In the server logs I see this: Doesnt give me any reason on why it hung and ultimately started a new pod. I want to stress that this is random though. I have 30 pipelines and all are using the same agent profile I have defined for each stage.
Some keep spawning in various stages and there is no predictive reason why. When I check the Cluster, memory is low and CPU is low.
I'm using C6i.2xlarge in a 5 node cluster. I was using R4.xlarge and didn't see this issue but can attribute any of these issues to the instance change which I did a few weeks ago.
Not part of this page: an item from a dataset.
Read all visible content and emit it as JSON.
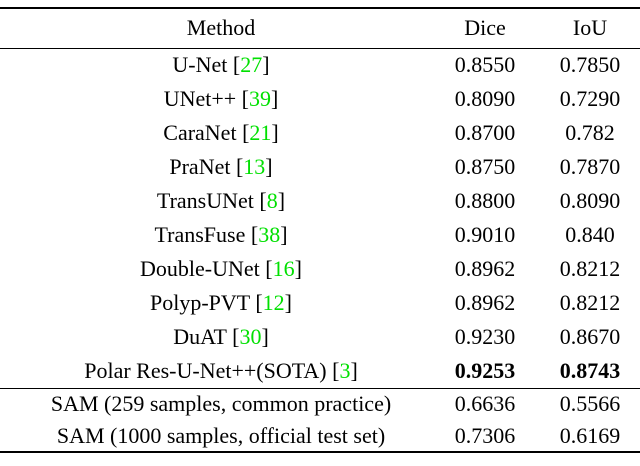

2022-04-12 13:57:05,540 WARN [ThreadPoolTaskScheduler-1] ScheduleService:611 - Found hung job[id=JobInstance{stageId=184, name='PLATFORM_DEPLOY_JOB', state=Building, result=Unknown, agentUuid='3ff453d7-6a6b-413f-a845-728d96eec351', stateTransitions=[], scheduledDate
=Tue Apr 12 13:46:05 UTC 2022, timeProvider=com.thoughtworks.go.util.TimeProvider@715bdc39, ignored=false, identifier=JobIdentifier[Platform-Deploy, 2, 2, platform_deploy_qa, 5, PLATFORM_DEPLOY_JOB, 353], plan=null, runOnAllAgents=false, runMultipleInstance=false}],
rescheduling it